| People ex rel. Hemphill v McCardle |
| 2015 NY Slip Op 52043(U) [57 Misc 3d 1213(A)] |
| Decided on March 13, 2015 |
| Supreme Court, Jefferson County |
| McClusky, J. |
| Published by New York State Law Reporting Bureau pursuant to Judiciary Law § 431. |
| As corrected in part through November 1, 2017; it will not be published in the printed Official Reports. |
The People of the
State of New York ex rel. John Hemphill, Petitioner, For a Judgment Pursuant to Article 70 of
the Civil Practice Law and Rules,
against Barry McCardle, Superintendent Watertown Correctional Facility, Anthony J. Annucci NYS DOCCS, Respondent. |
Petitioner John Hemphill is presently serving five indeterminate sentences of 25 years to Life for convictions for two counts of Robbery 1st degree, one count of Robbery 2nd degree, one [*2]count of Assault 2nd degree and one count of Criminal Possession of a Weapon 2nd degree, all running concurrently with one another, having been sentenced as a persistent violent felony offender by the Supreme Court, New York County on September 9, 1993 for crimes committed on January 16, 1992. At the time the crimes resulting in the 1993 conviction were committed the Petitioner was serving an indeterminate sentence of ten to twenty years for one count of a 1976 Robbery 1st degree conviction. These sentences ran consecutively by operation of law.
In January of 2015, Petitioner filed this petition for a writ of habeas corpus, pursuant to Article 70 of the CPLR, on the grounds that the New York State Department of Corrections and Community Service did not have a proper mandate for the Petitioners incarceration, that he was never indicted on the charges underlying his 1993 convictions, and that he should not have been sentenced as a persistent violent felony offender.
The Respondent attaches to his Answer and Return both the 1976 Sentence and Commitment and the five Amended Sentence and Commitments for the 1993 convictions, by which Respondent is bound.
All of Petitioner's remaining allegations are properly the subject of a direct appeal or a CPL §440 motion.
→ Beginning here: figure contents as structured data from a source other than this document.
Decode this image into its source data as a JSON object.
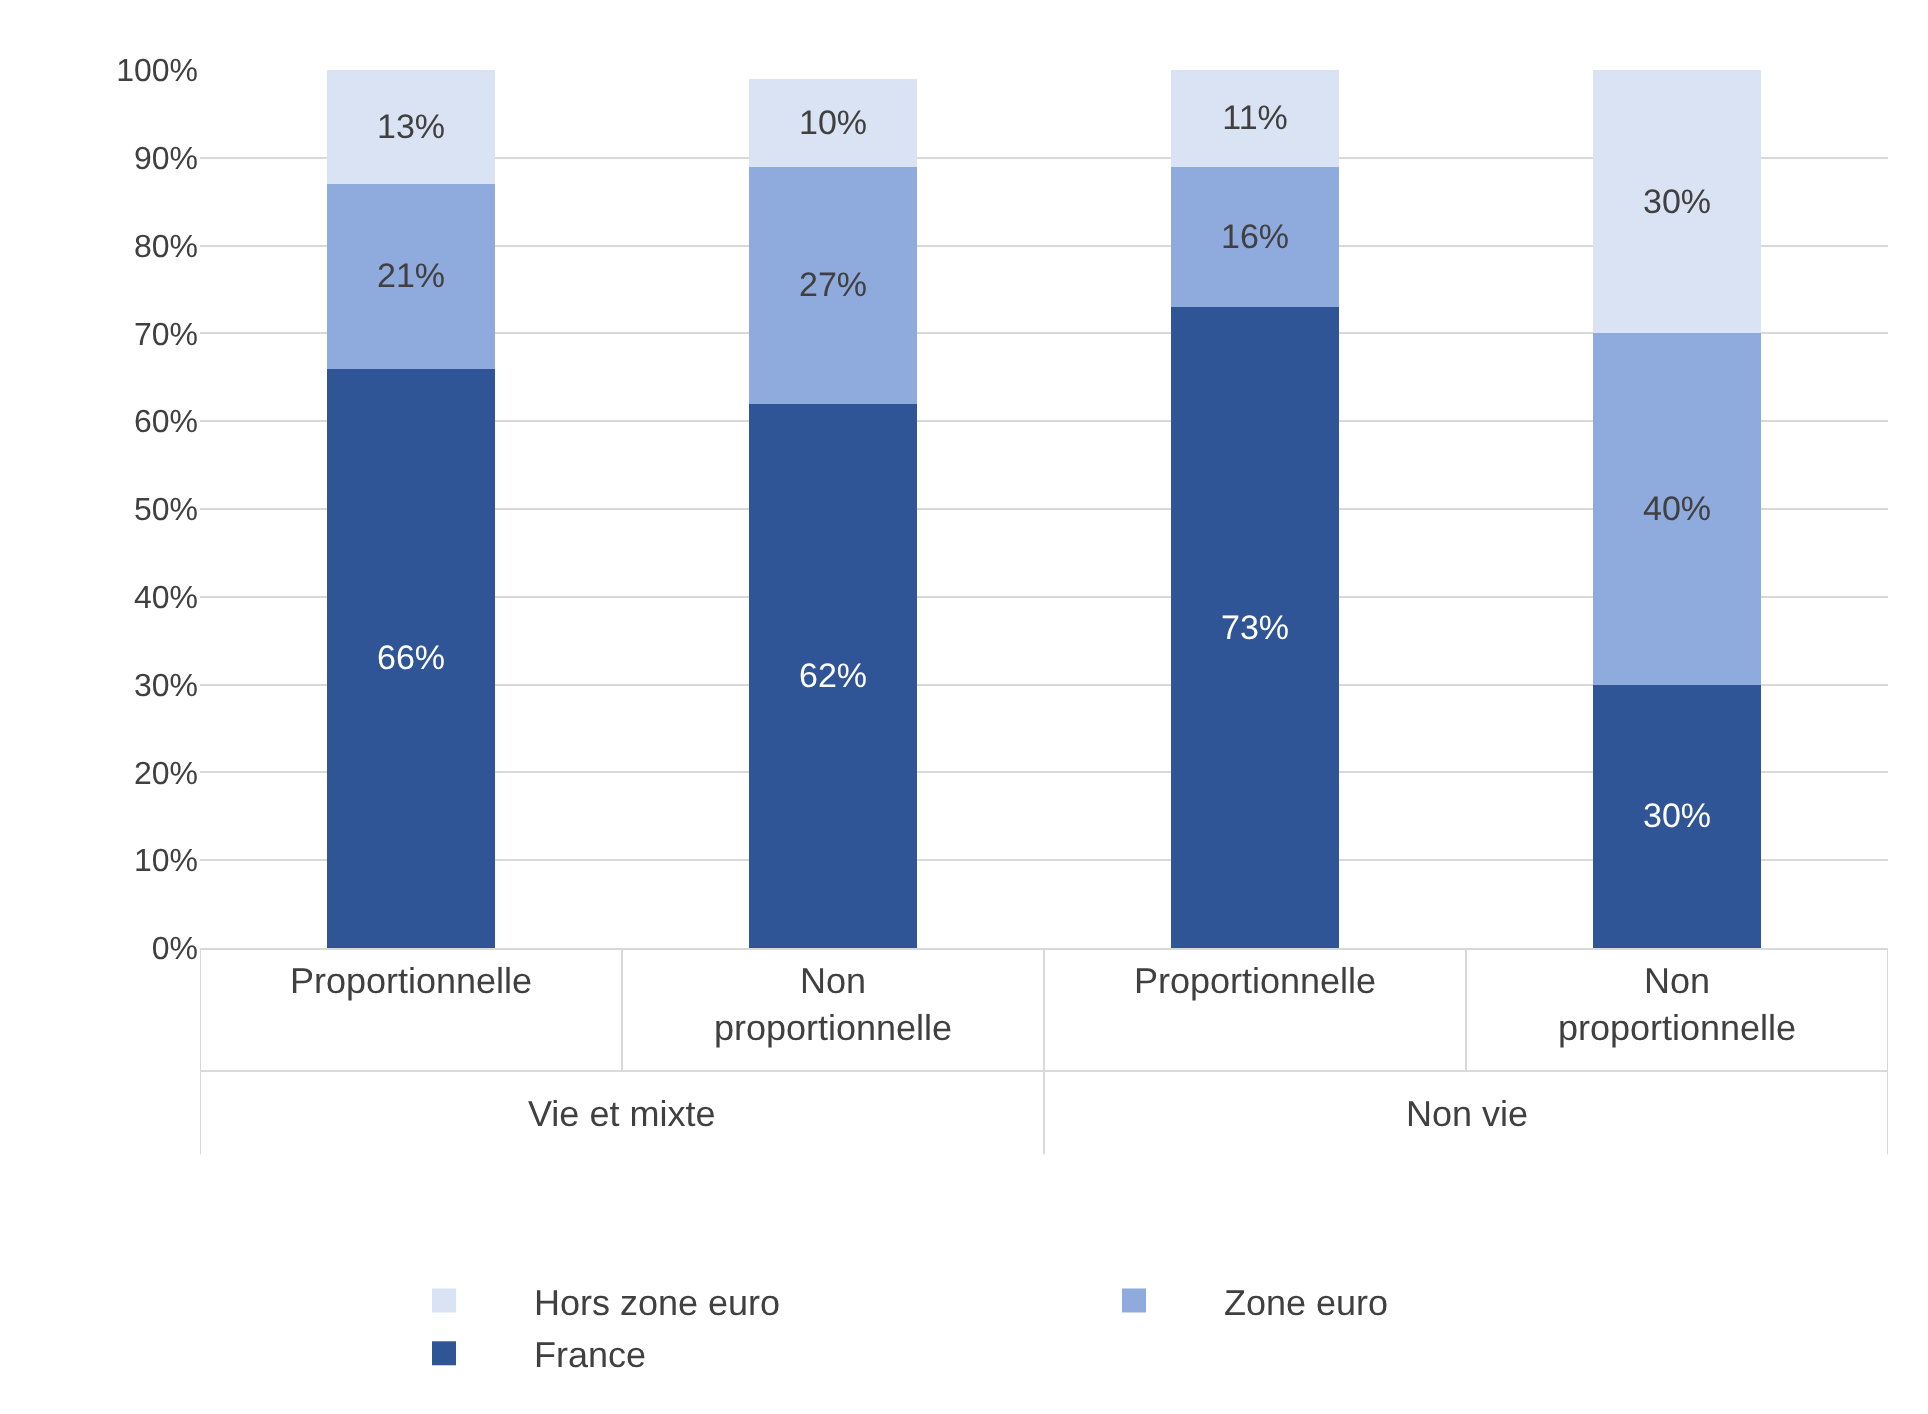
{
  "chart_data": {
    "type": "bar",
    "stacked": true,
    "categories": [
      "Proportionnelle",
      "Non proportionnelle",
      "Proportionnelle",
      "Non proportionnelle"
    ],
    "series": [
      {
        "name": "France",
        "color": "#2f5597",
        "values": [
          66,
          62,
          73,
          30
        ],
        "value_labels": [
          "66%",
          "62%",
          "73%",
          "30%"
        ]
      },
      {
        "name": "Zone euro",
        "color": "#8faadc",
        "values": [
          21,
          27,
          16,
          40
        ],
        "value_labels": [
          "21%",
          "27%",
          "16%",
          "40%"
        ]
      },
      {
        "name": "Hors zone euro",
        "color": "#dae3f3",
        "values": [
          13,
          10,
          11,
          30
        ],
        "value_labels": [
          "13%",
          "10%",
          "11%",
          "30%"
        ]
      }
    ],
    "ylim": [
      0,
      100
    ],
    "yticks": [
      {
        "value": 0,
        "label": "0%"
      },
      {
        "value": 10,
        "label": "10%"
      },
      {
        "value": 20,
        "label": "20%"
      },
      {
        "value": 30,
        "label": "30%"
      },
      {
        "value": 40,
        "label": "40%"
      },
      {
        "value": 50,
        "label": "50%"
      },
      {
        "value": 60,
        "label": "60%"
      },
      {
        "value": 70,
        "label": "70%"
      },
      {
        "value": 80,
        "label": "80%"
      },
      {
        "value": 90,
        "label": "90%"
      },
      {
        "value": 100,
        "label": "100%"
      }
    ],
    "annotations": [
      "Vie et mixte",
      "Non vie"
    ],
    "grid": "y",
    "legend": "bottom"
  }
}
It is noted that the Petitioner did in fact challenge his conviction in People v Hemphill, 247 AD2d 339 (1st Dept 1998).
The proper remedy would be to grant Petitioner a new trial or a new appeal, and Respondent correctly asserts that since the Petitioner is not entitled to an immediate release from custody, the remedy of habeas corpus is not available. People ex rel. Mendolia v Superintendent 47 NY2d 779; People ex rel. Jose Roman v Thomas J. Higgins 186 AD2d 1044 (4th Dept 1992).
Thus, Petitioner's application for a writ of habeas corpus is hereby denied.